Both have matured and evolved; nourished the body, soul, and heart; and given back.
Dive continues to be a restaurant phenom, serving fresh, sustainable, non-GMO, organic salads, seafood, and sandwiches.
Chef/Owner Franchesca has beaten the odds as a restauranteur a few years before her 40th birthday.
Though she is well educated and trained, graduating top of her class at Johnson & Wales culinary school, and has worked in virtually every restaurant position, she doesn’t directly attribute her blessings to those things.
Rather, she credits always believing in her passion and vision. She’s allowed herself to make mistakes and learn from them. She’s loyal and believes in taking care of those who take care of you.
Dive has more than 25 employees, many of whom have been there since Day 1, an almost unheard-of feat in the high-turnover industry.
Franchesca’s exacting standards in food quality and preparation are understood by every member of her team, and she credits their consistency for Dive’s loyal customer base.
When I asked what she loves most about this business, she paused and got a little choked up.
“I’m feeding 25 families,” she said, referring to her employees. “That’s the most fulfilling thing about this.”
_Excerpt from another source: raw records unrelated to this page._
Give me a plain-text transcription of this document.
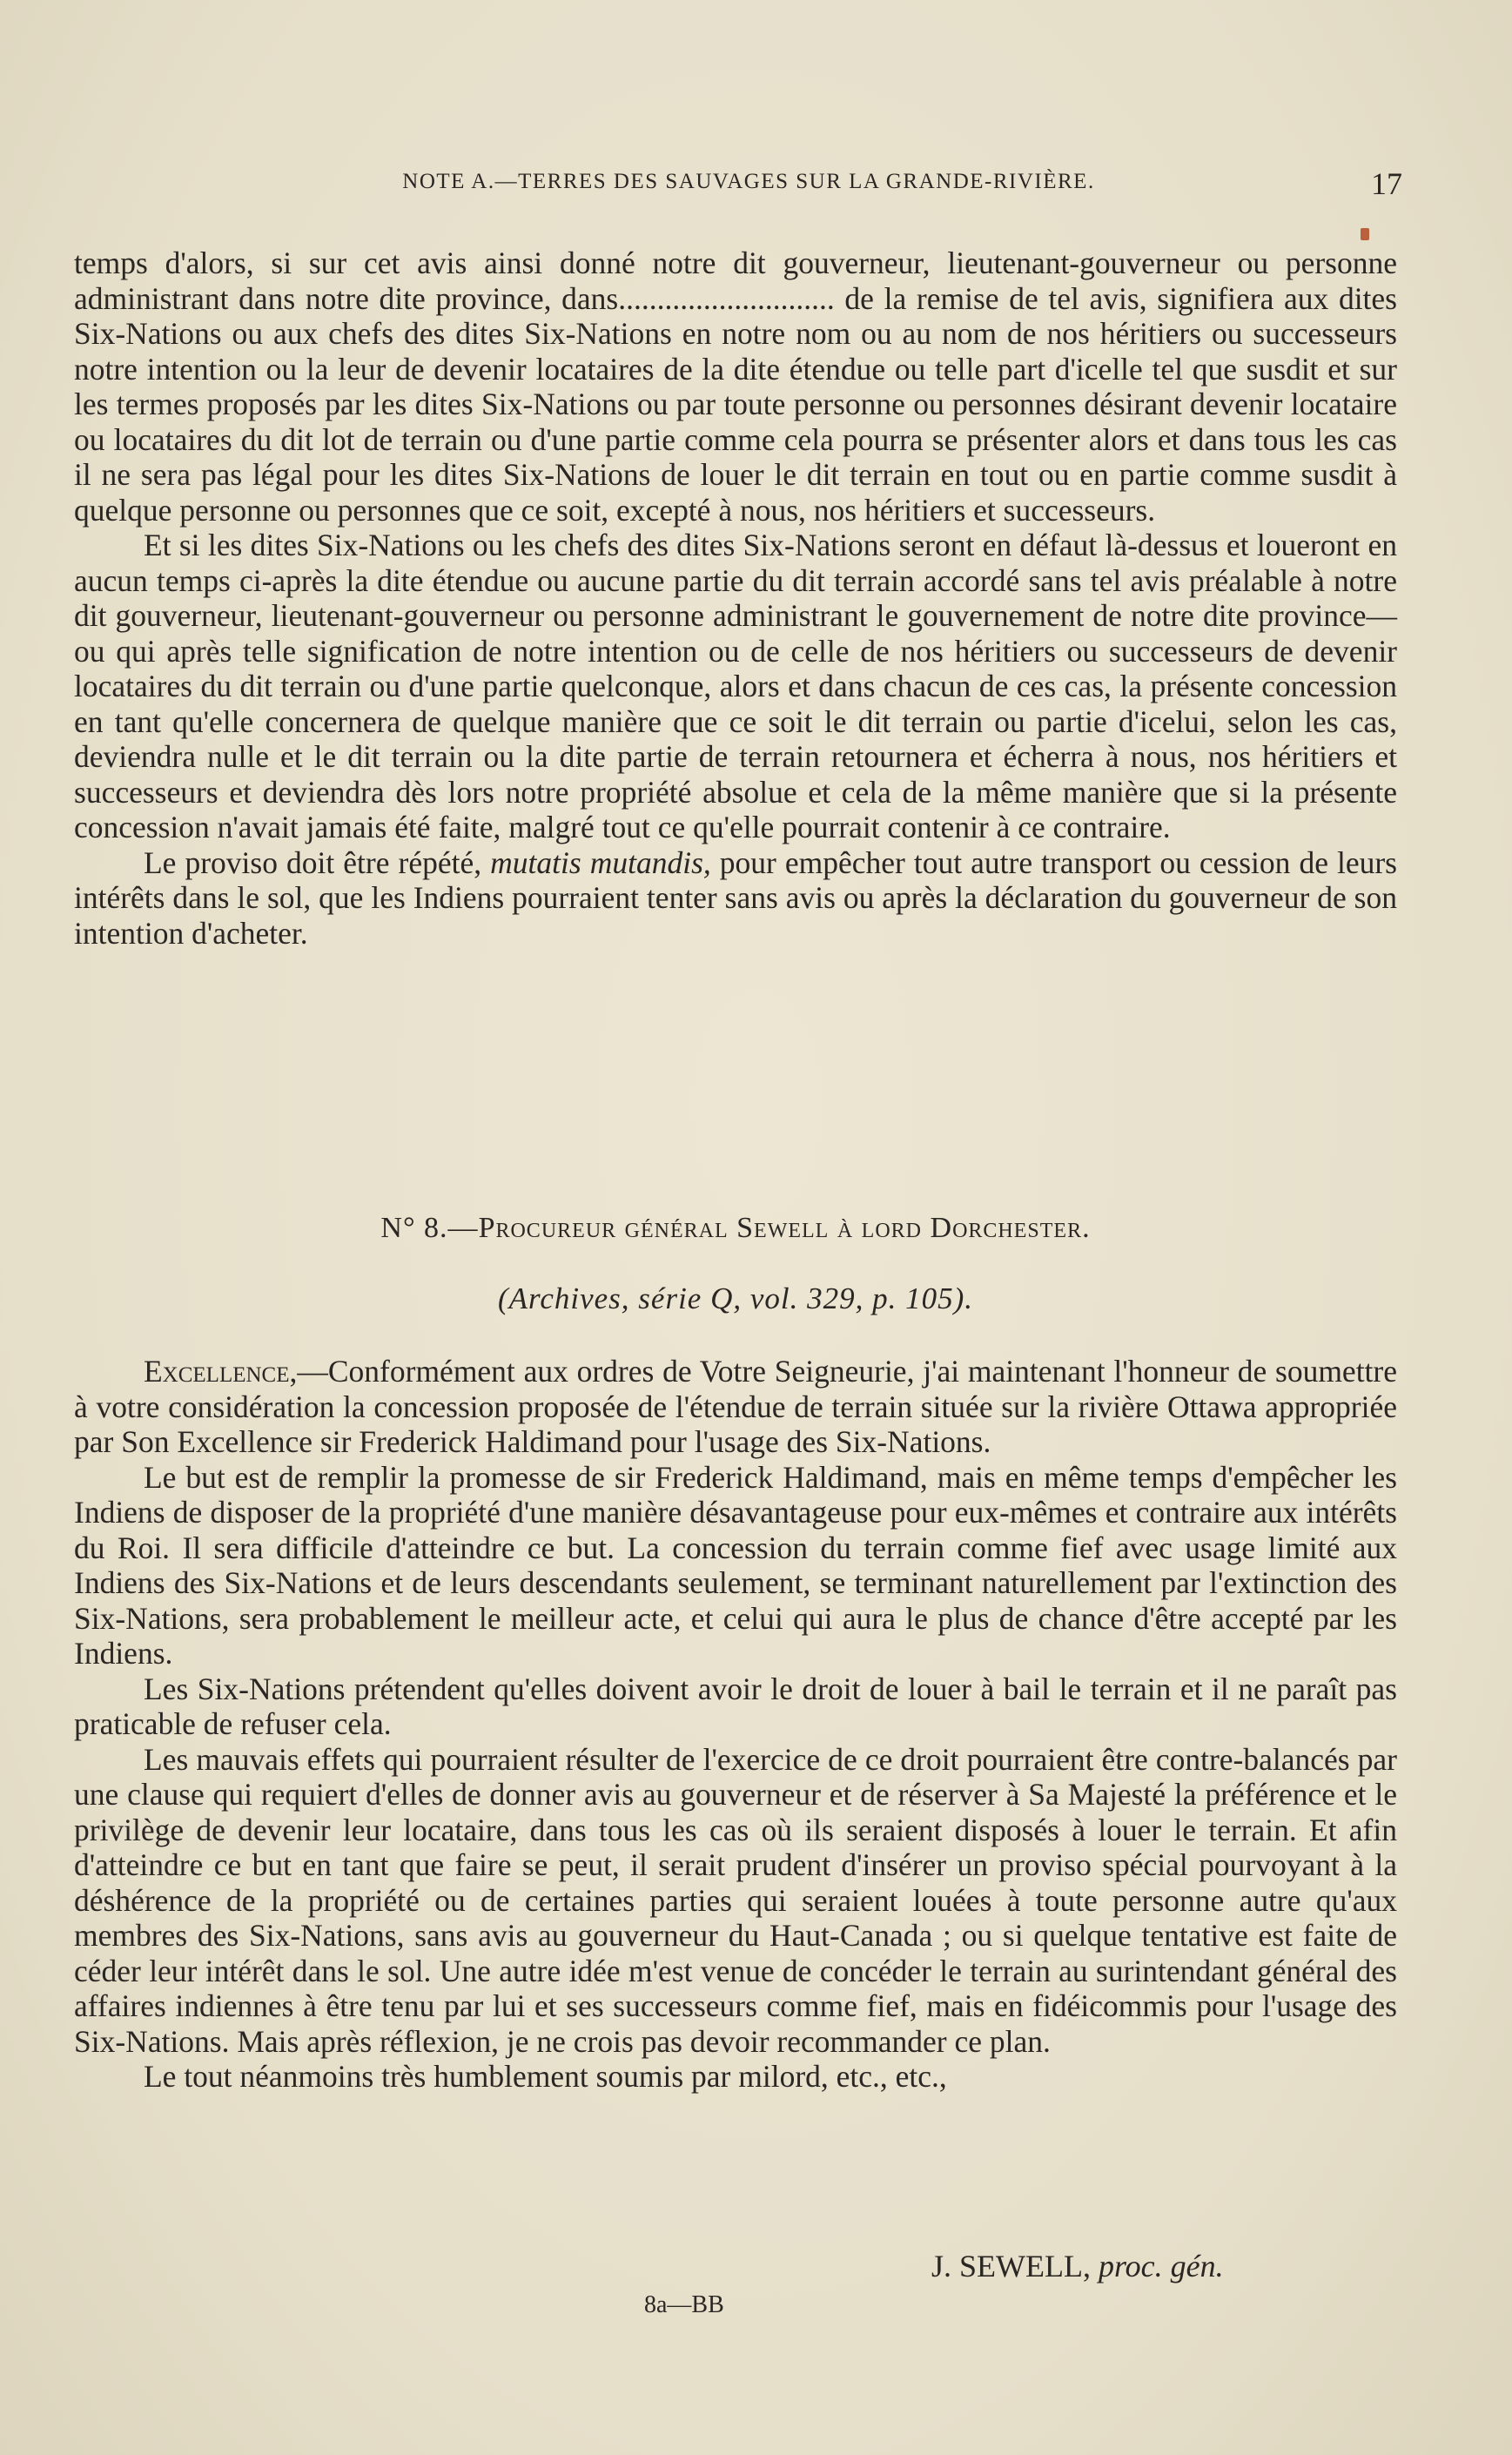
NOTE A.—TERRES DES SAUVAGES SUR LA GRANDE-RIVIÈRE.	17

temps d'alors, si sur cet avis ainsi donné notre dit gouverneur, lieutenant-gouverneur ou personne administrant dans notre dite province, dans............................ de la remise de tel avis, signifiera aux dites Six-Nations ou aux chefs des dites Six-Nations en notre nom ou au nom de nos héritiers ou successeurs notre intention ou la leur de devenir locataires de la dite étendue ou telle part d'icelle tel que susdit et sur les termes proposés par les dites Six-Nations ou par toute personne ou personnes désirant devenir locataire ou locataires du dit lot de terrain ou d'une partie comme cela pourra se présenter alors et dans tous les cas il ne sera pas légal pour les dites Six-Nations de louer le dit terrain en tout ou en partie comme susdit à quelque personne ou personnes que ce soit, excepté à nous, nos héritiers et successeurs.

Et si les dites Six-Nations ou les chefs des dites Six-Nations seront en défaut là-dessus et loueront en aucun temps ci-après la dite étendue ou aucune partie du dit terrain accordé sans tel avis préalable à notre dit gouverneur, lieutenant-gouverneur ou personne administrant le gouvernement de notre dite province—ou qui après telle signification de notre intention ou de celle de nos héritiers ou successeurs de devenir locataires du dit terrain ou d'une partie quelconque, alors et dans chacun de ces cas, la présente concession en tant qu'elle concernera de quelque manière que ce soit le dit terrain ou partie d'icelui, selon les cas, deviendra nulle et le dit terrain ou la dite partie de terrain retournera et écherra à nous, nos héritiers et successeurs et deviendra dès lors notre propriété absolue et cela de la même manière que si la présente concession n'avait jamais été faite, malgré tout ce qu'elle pourrait contenir à ce contraire.

Le proviso doit être répété, mutatis mutandis, pour empêcher tout autre transport ou cession de leurs intérêts dans le sol, que les Indiens pourraient tenter sans avis ou après la déclaration du gouverneur de son intention d'acheter.

N° 8.—Procureur général Sewell à lord Dorchester.
(Archives, série Q, vol. 329, p. 105).

Excellence,—Conformément aux ordres de Votre Seigneurie, j'ai maintenant l'honneur de soumettre à votre considération la concession proposée de l'étendue de terrain située sur la rivière Ottawa appropriée par Son Excellence sir Frederick Haldimand pour l'usage des Six-Nations.

Le but est de remplir la promesse de sir Frederick Haldimand, mais en même temps d'empêcher les Indiens de disposer de la propriété d'une manière désavantageuse pour eux-mêmes et contraire aux intérêts du Roi. Il sera difficile d'atteindre ce but. La concession du terrain comme fief avec usage limité aux Indiens des Six-Nations et de leurs descendants seulement, se terminant naturellement par l'extinction des Six-Nations, sera probablement le meilleur acte, et celui qui aura le plus de chance d'être accepté par les Indiens.

Les Six-Nations prétendent qu'elles doivent avoir le droit de louer à bail le terrain et il ne paraît pas praticable de refuser cela.

Les mauvais effets qui pourraient résulter de l'exercice de ce droit pourraient être contre-balancés par une clause qui requiert d'elles de donner avis au gouverneur et de réserver à Sa Majesté la préférence et le privilège de devenir leur locataire, dans tous les cas où ils seraient disposés à louer le terrain. Et afin d'atteindre ce but en tant que faire se peut, il serait prudent d'insérer un proviso spécial pourvoyant à la déshérence de la propriété ou de certaines parties qui seraient louées à toute personne autre qu'aux membres des Six-Nations, sans avis au gouverneur du Haut-Canada ; ou si quelque tentative est faite de céder leur intérêt dans le sol. Une autre idée m'est venue de concéder le terrain au surintendant général des affaires indiennes à être tenu par lui et ses successeurs comme fief, mais en fidéicommis pour l'usage des Six-Nations. Mais après réflexion, je ne crois pas devoir recommander ce plan.

Le tout néanmoins très humblement soumis par milord, etc., etc.,

J. SEWELL, proc. gén.
8a—BB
“You are a leader if your actions create a legacy that inspires others to dream, learn, and become more.” That daily affirmation popped up on my phone the day I interviewed Franchesca at Dive, where I devoured her new Grilled Peach and Prosciutto Pizza on cauliflower crust, and she inhaled her Tuna Melt. When she told me about the work she does with Youth With Faces, a Dallas-based organization that provides practical life and work skills to youth in the juvenile justice system, the quote immediately came to mind.
By any definition, Franchesca is a leader. She and others help the teens discover a passion, purpose, and a view of their potential far greater than what their environments have offered so far.
She introduces new foods, like the time she served a group of uneasy teens quinoa and calamari (they loved it) and has written and cataloged recipes for the program. She recently was invited to join the Dallas chapter of Les Dames d’Escoffier, an international philanthropic group for women in the culinary arts.
Throughout our lunch, Franchesca was full of optimism, passion, and light, appropriate since her surname means ‘light” in Arabic. She exudes gratitude and stokes a dream that will go beyond Dive’s current footprint. Her priority today, of course, is Archer; a little boy who, she humblebrags, prefers to chew leaves from his mama’s backyard chocolate peppermint plant rather than bubblegum.